RNA was isolated and sequenced from 54 samples of various tissue types and sizes (supplementary file S1). The samples were selected from five individual pigs in the longitudinal study. All samples were stored and processed in the same manner. For total RNA isolation, a modified version of Agencourt RNAdvance tissue kit (Beckman Coulter, Indianapolis, IN, USA) was used. The kit protocol was modified by reducing all reagent volumes to 1/13, due to the small sample sizes. In the homogenization step, the samples were vortexed and centrifuged with standard benchtop equipment. Any remaining bulk tissue, after homogenization, was discarded before proceeding with the protocol. The RNA isolation was performed in 11 different batches, in order to minimize bench-time for each sample. The samples were randomly assigned to each batch, using a random number generator in Microsoft Excel. After generation of gene expression data, as described below, the PCA plots were colored and shaped based on batch number to confirm that the expression patterns were not driven by batch effects. Libraries were prepared with the SMARTer Pico Stranded Total RNA-Seq Kit (Takara Bio Inc.), pooled and sequenced on the Illumina HiSeq platform (Illumina, San Diego, CA, USA) using 2×50 base pair reads.

Statistics

Raw sequencing reads were trimmed with TrimGalore28, before mapping to the pig genome assembly Sscrofa10.2, using STAR RNA-seq aligner29. FeatureCounts30 was used to assign the reads to genes. All downstream analyses, starting from the gene count matrix, were performed using the R statistical computing language, version 3.4.131. The number of genes expressed in each sample was calculated by converting the raw counts to counts per million (cpm), and calculating the number of genes that had a cpm value of 1 or higher. Gene counts were transformed and normalized with DESeq. 232, using default settings. Upregulated genes in blood were selected with the following thresholds: log2 fold change > 1, adjusted p-value <0.1 and a base mean value > 10.

To examine the variation between the micro-EMB samples, the four micro-EMB samples indicated in Fig. 4d were compared with the micro-EMB samples that were similar to conventional EMB-samples (n = 14). Differential expression (DE) analysis was performed.

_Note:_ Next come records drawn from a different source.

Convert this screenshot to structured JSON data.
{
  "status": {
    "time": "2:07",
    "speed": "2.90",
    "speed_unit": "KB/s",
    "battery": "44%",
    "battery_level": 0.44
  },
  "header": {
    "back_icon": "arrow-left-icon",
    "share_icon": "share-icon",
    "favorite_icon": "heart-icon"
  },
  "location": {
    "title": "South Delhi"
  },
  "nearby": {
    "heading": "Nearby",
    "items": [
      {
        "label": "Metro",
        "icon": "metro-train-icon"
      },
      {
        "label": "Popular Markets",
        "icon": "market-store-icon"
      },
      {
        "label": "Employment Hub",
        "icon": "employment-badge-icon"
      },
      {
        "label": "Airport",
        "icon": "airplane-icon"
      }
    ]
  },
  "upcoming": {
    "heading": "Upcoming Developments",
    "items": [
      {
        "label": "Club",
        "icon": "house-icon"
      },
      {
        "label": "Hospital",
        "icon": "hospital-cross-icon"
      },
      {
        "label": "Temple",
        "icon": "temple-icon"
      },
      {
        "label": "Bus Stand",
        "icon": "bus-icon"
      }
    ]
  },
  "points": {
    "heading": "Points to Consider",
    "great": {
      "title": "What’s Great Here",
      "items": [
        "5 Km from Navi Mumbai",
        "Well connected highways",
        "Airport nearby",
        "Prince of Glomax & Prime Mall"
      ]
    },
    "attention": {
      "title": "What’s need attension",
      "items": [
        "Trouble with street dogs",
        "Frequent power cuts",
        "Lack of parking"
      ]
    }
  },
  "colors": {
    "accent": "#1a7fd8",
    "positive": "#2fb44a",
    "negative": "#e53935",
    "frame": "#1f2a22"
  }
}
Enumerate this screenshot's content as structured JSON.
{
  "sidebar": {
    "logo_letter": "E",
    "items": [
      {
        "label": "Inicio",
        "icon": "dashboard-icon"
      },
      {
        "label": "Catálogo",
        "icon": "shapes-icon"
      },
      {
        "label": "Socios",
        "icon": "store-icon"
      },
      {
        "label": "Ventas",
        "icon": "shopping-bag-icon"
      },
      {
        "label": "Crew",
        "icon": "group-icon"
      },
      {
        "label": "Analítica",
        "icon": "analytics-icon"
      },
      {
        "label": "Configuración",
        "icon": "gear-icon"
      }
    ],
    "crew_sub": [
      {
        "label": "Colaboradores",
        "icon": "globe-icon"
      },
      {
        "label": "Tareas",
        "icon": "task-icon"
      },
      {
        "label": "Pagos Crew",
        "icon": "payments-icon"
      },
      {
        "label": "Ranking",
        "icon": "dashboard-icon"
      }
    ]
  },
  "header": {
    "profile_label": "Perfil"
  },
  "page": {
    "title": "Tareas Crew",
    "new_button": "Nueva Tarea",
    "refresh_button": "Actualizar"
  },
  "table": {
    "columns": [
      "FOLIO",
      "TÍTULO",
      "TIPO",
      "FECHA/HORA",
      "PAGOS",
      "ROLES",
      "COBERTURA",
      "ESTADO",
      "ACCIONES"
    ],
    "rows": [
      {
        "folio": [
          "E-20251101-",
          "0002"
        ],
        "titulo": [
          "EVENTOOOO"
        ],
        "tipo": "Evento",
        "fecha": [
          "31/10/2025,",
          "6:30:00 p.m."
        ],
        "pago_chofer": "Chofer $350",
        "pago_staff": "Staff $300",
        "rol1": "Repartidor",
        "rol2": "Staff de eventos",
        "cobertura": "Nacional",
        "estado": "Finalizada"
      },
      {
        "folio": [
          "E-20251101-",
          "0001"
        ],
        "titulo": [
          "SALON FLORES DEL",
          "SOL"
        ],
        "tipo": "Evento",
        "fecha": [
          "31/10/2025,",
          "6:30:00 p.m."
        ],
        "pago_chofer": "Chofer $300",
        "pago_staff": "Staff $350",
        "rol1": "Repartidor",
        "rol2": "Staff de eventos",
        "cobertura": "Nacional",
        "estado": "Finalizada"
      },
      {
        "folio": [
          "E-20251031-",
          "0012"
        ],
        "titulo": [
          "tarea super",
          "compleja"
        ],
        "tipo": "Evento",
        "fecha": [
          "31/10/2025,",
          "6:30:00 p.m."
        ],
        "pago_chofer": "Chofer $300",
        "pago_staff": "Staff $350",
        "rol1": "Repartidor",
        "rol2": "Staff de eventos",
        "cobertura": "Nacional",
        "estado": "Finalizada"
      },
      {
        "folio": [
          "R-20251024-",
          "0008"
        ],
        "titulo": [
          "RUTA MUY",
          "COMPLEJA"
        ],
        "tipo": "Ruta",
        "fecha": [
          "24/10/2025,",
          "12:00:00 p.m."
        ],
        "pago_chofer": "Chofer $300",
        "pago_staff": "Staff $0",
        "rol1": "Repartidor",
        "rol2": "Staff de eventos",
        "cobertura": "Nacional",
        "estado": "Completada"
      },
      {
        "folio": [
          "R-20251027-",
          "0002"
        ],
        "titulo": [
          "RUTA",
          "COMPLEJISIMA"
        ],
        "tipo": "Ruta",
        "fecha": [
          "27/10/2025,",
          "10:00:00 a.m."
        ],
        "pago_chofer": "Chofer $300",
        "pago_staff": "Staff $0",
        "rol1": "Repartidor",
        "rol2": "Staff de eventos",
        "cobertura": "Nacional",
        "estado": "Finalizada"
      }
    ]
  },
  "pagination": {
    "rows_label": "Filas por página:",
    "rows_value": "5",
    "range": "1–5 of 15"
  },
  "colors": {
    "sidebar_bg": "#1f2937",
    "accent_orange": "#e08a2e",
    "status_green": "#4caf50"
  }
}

Genes upregulated in the deviating micro-EMB samples were selected by using log2 fold change > 1, adjusted p-value <0.05 as threshold. The upregulated genes (n = 717) were tested for enrichment of biological processes by using the Gene ontology (GO) web interface using default parameters33,34,35. Bonferroni correction (default) was used to adjust p-values. To look for inflammatory and macrophage related genes more specifically, we obtained lists of characteristic genes from the literature36,37. We translated these genes to pig orthologs (Supplemental files S4 and S5) using Ensembl Biomart38. For these genes, we extracted the fold changes and associated statistics from the same DE analysis as already described.

To evaluate whether known disease relevant genes were captured by our method, we extracted allograft rejection associated transcripts (RATs) from the literature11. These transcripts were converted to swine, yielding 301 orthologs. The average relative expression of these genes, along with all other genes, was calculated and visualized (Fig. 5).

Descriptive statistics are presented as median (range) unless otherwise specified.